Although, from an economy perspective, I agree that we are seeing some troughing out phase now. Whether it happens in Q4 or in early part of Q1, one can’t say. However, I do expect recovery to come from here. However, these current earnings could definitely show a potential description for disappointment. A lot of garment expenditure has been clamped down in order to make way for our fiscal numbers to balance for FY13. This will also impact spending to some degree and will have its impact coming through in Q4.
Q: So, what will the FY14 earnings picture look like? Do you think that release of the government expenditure is enough to take earnings back up to double digit growth for FY14 or you cannot say that with certainty yet?
A: We are atleast forecasting somewhere in the region of about 11-12 percent corporate earnings growth for the major indices like Nifty or Sensex. The kind of constraint which was witnessed in the last two quarters of spending is going to sustain.
What is important to note is that it is a pre-election year. So, there will be some uptick in social spending as well. If one is working towards the summer elections next year, the spending needs to happen almost by June onwards till about October-November. So, the benefit of it can be seen in the real economy. We will see a spending restart. That is why maybe Q4 or in a worst case scenario, Q1 will probably be the low point. However, after that I would definitely expect some kind of uptick in economy.
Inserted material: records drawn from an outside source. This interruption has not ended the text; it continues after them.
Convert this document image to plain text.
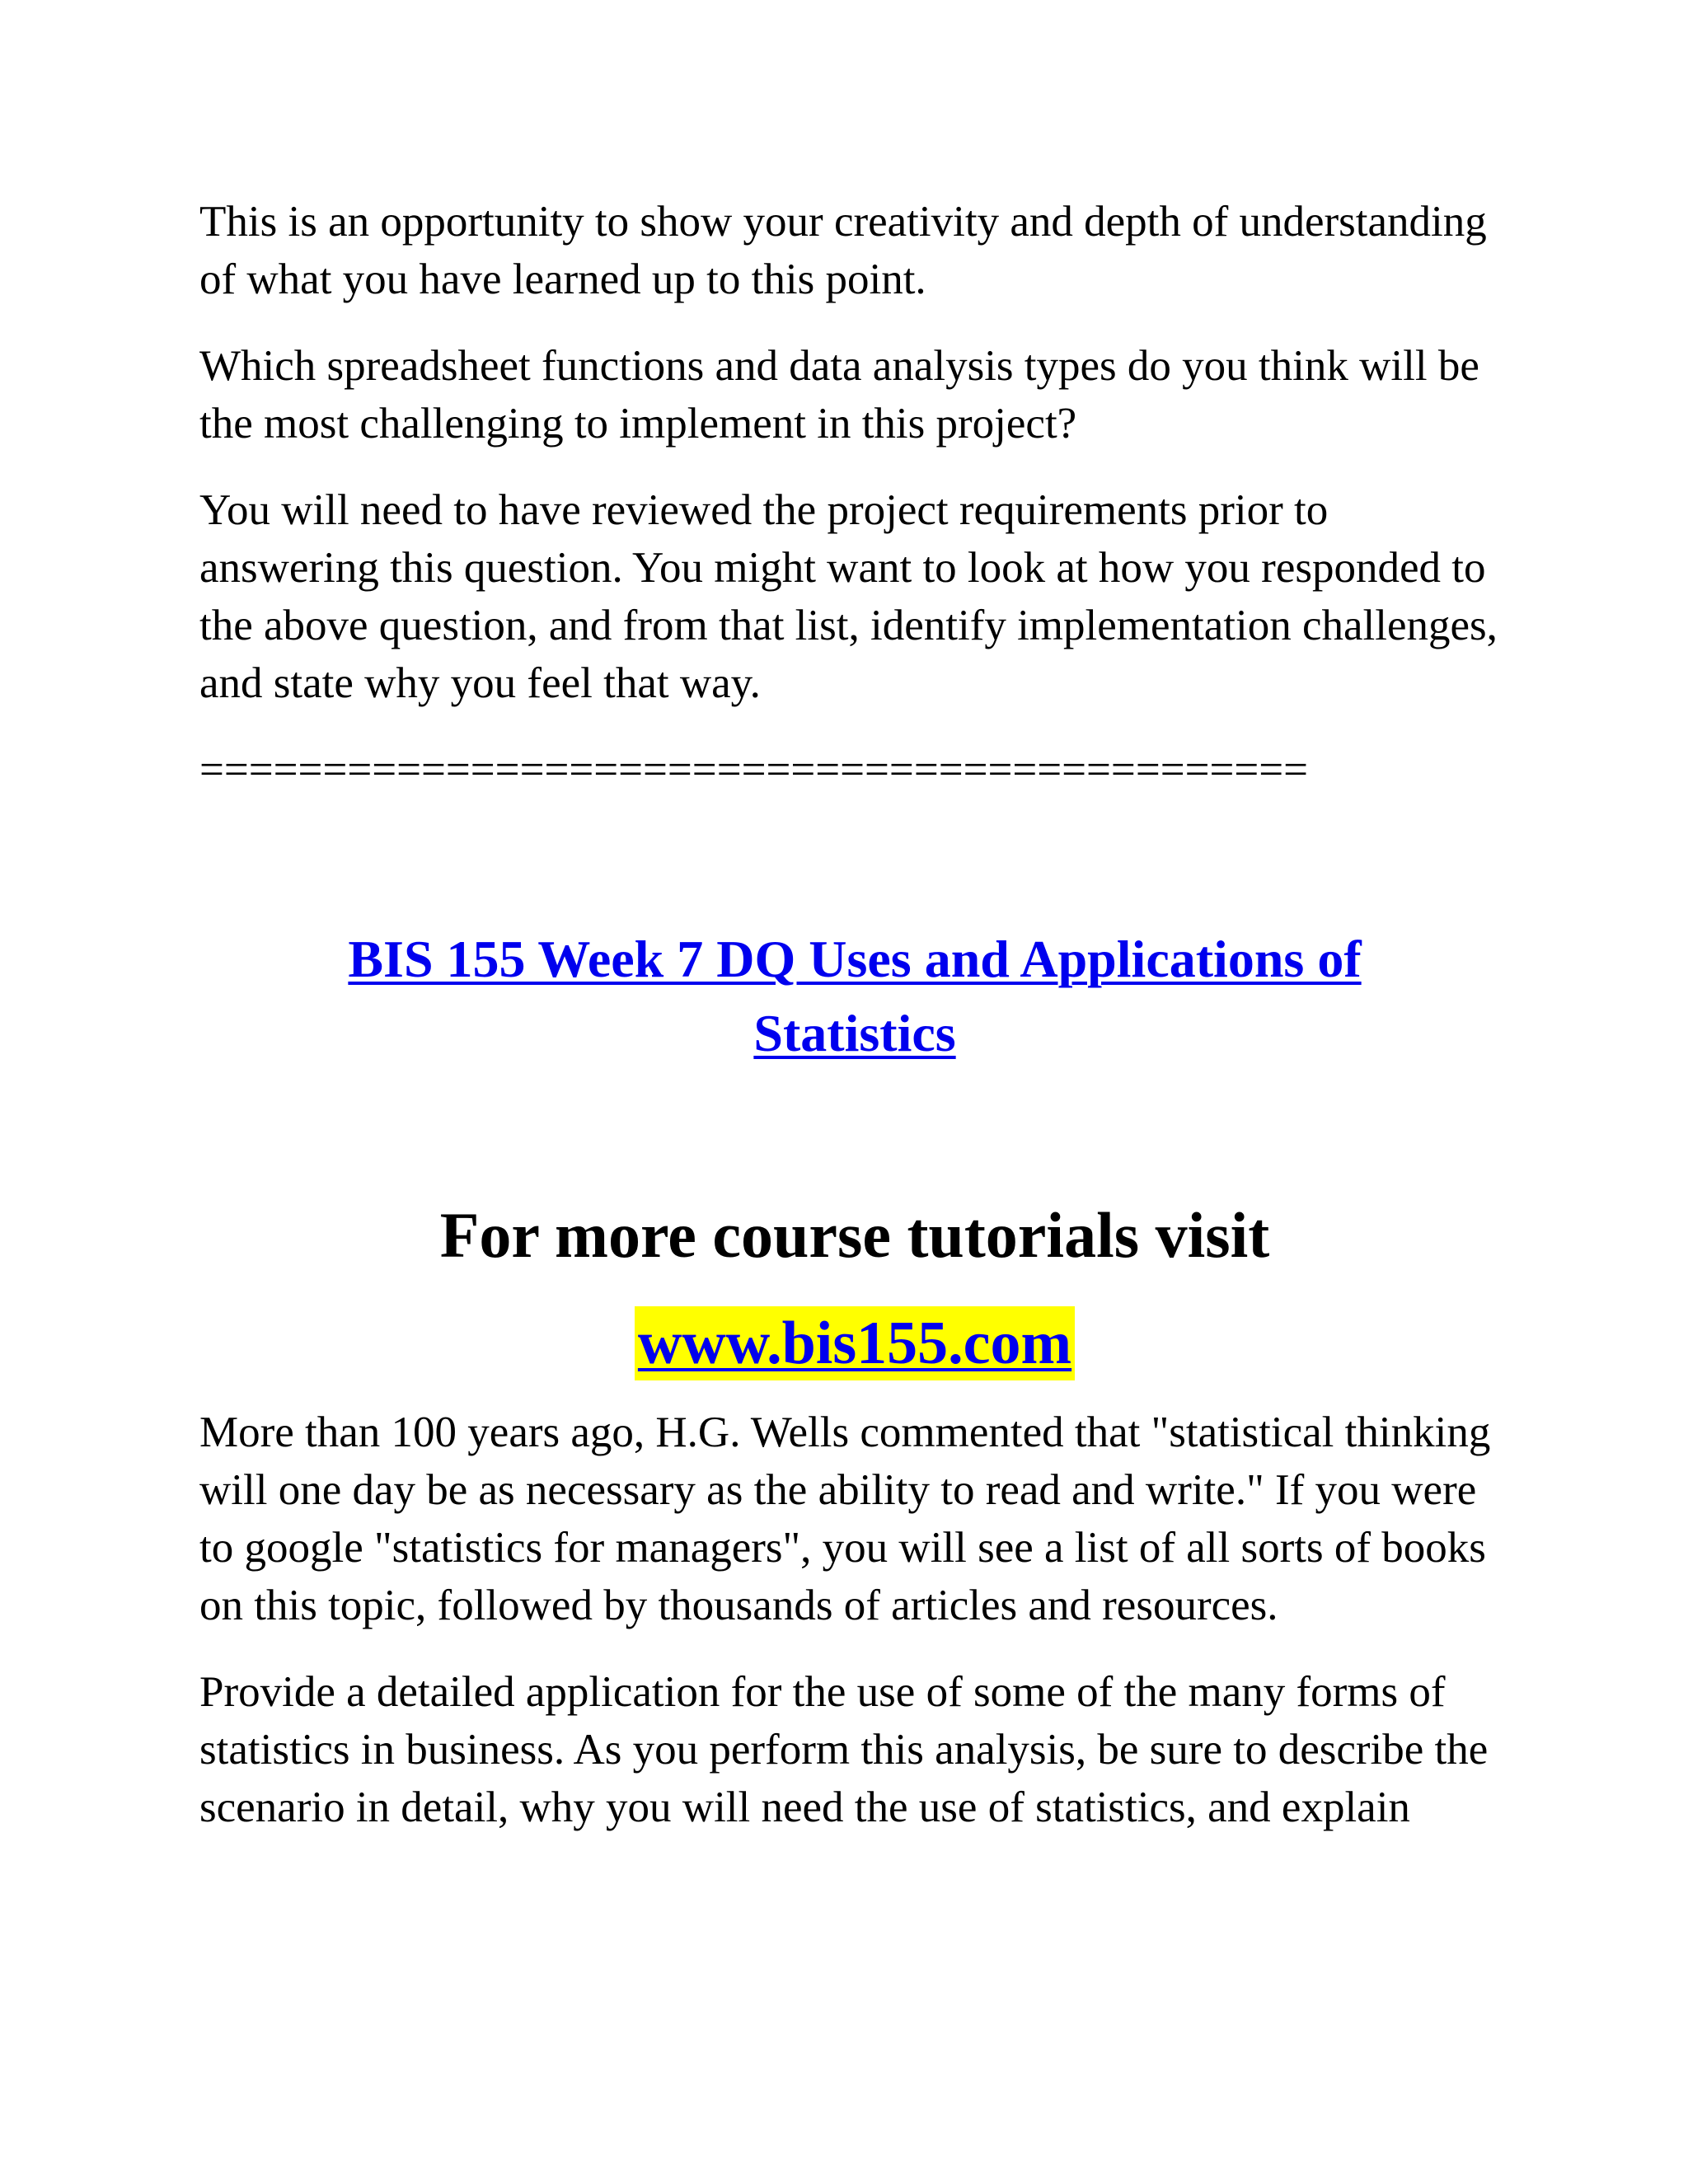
This is an opportunity to show your creativity and depth of understanding of what you have learned up to this point.

Which spreadsheet functions and data analysis types do you think will be the most challenging to implement in this project?

You will need to have reviewed the project requirements prior to answering this question. You might want to look at how you responded to the above question, and from that list, identify implementation challenges, and state why you feel that way.

=============================================
BIS 155 Week 7 DQ Uses and Applications of
Statistics
For more course tutorials visit
www.bis155.com

More than 100 years ago, H.G. Wells commented that "statistical thinking will one day be as necessary as the ability to read and write." If you were to google "statistics for managers", you will see a list of all sorts of books on this topic, followed by thousands of articles and resources.

Provide a detailed application for the use of some of the many forms of statistics in business. As you perform this analysis, be sure to describe the scenario in detail, why you will need the use of statistics, and explain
Q: There was a fairly sharp rebound on the Bank Nifty. You are underweight on PSU banks but how are you approaching the rest of the private banks or some of the non-bank financial companies (NBFCs).
A: I am clearly more defensive in the banking space in the sense that we prefer the private end of the spectrum much more than the public end. I continue to reiterate our underweight public sector bank call and I think that this lag effect of deteriorating asset quality will continue to be a cause of concern there. Secondly, there is obviously going to be some risk of populist measures pre-election starting to potentially have a negative sentiment on the banking space as well. Especially so on the public sector names. So, our top pick in the sector is actually ICICI Bank but underweight PSU call is what we are sticking with.
Q: Any thoughts on a stock like Larsen and Toubro (L&T) from capital goods where quarterly numbers were okay but incrementally news about projects and the World Bank news this morning seems negative?
A: We have put out a note on this issue. We don’t think it is going to be a material impact because the order that was being talked about was just about a couple of million rupees. At the same time, we do not expect any major tendering on World Bank’s projects coming through the next six months. Although, given the kind of macros slowdown in the capital goods sector, we are neutral on the name.